Depois disso, a história pós-moderna, pelo que sei, esteve e está na história da criação de uma máquina tecno-linguística que penetra de todos os ângulos da nossa vida quotidiana, em todos os espaços do cérebro social. A tecno-linguística é a máquina que fornece a linguagem aos seres humanos e que os substitui na produção da linguagem, como sugeria Rose Goldsen em 1975 quando afirmou que “estamos criando uma nova geração de seres humanos que aprenderão mais palavras de uma máquina que da própria mãe”.
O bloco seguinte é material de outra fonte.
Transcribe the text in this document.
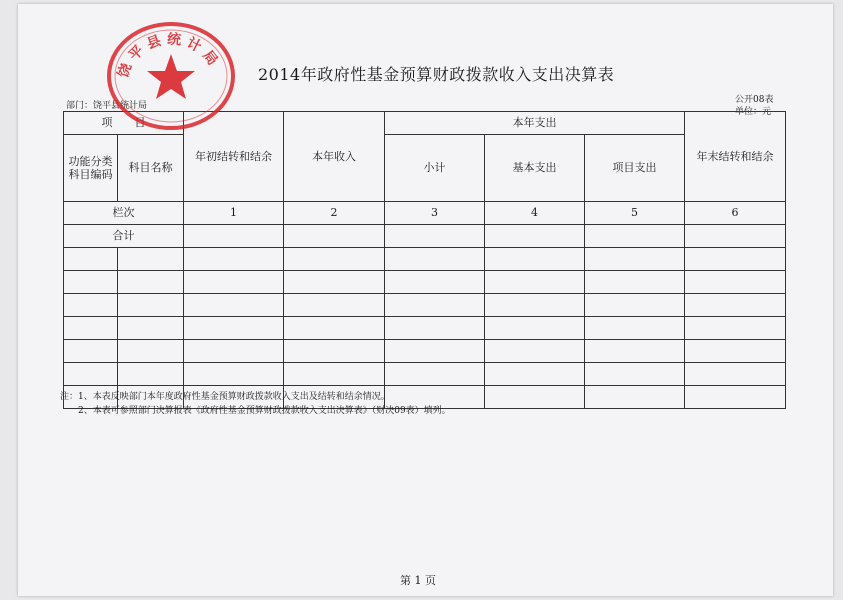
2014年政府性基金预算财政拨款收入支出决算表
部门：饶平县统计局
公开08表
单位：元
项　　目		年初结转和结余	本年收入	本年支出			年末结转和结余
功能分类科目编码	科目名称			小计	基本支出	项目支出	
栏次		1	2	3	4	5	6
合计							

饶 平 县 统 计 局
注：1、本表反映部门本年度政府性基金预算财政拨款收入支出及结转和结余情况。
　　2、本表可参照部门决算报表《政府性基金预算财政拨款收入支出决算表》（财决09表）填列。
第 1 页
Essa geração já se encontra entre nós. A primeira geração que aprendeu mais palavras com uma máquina que com a própria mãe tem um problema concernente a relação entre palavras e corpo, entre palavras e afetividade. Esse fenômeno, com o qual se separa o aprendizado da linguagem através do corpo da mãe, e do corpo em geral, modifica a própria linguagem e modifica as relações entre linguagem e corporeidade. Conforme aquilo que nos é dado saber, durante a história do ser humano, o acesso à linguagem foi sempre mediado pela confiança no corpo materno. A relação entre significante e significado foi sempre regulada pelo corpo da mãe e, de qualquer forma, em termos mais gerais, pelo corpo de uma outra pessoa. Sei que a palavra “água” quer dizer água porque minha mãe, e não uma máquina, me disse: “Isso é água”. Sei que o significante atribui o significado porque a corporeidade, o calor do corpo, o “outro” como calor corporal me iniciou na relação entre significante e significado. O que acontece quando a dimensão da linguagem e do desejo, quando o acesso à linguagem estiver desvinculado do corpo? Quando a relação entre significante e significado não é estabelecida graças à presença do corpo, a relação afetiva com o mundo começa a desmoronar. Talvez a relação com o mundo se torna mais funcional, operacional, rápida, mas se torna também mais frágil. A partir daquele momento, tudo se torna mais inseguro, mais instável: a partir do momento em que a linguagem é removida do corpo.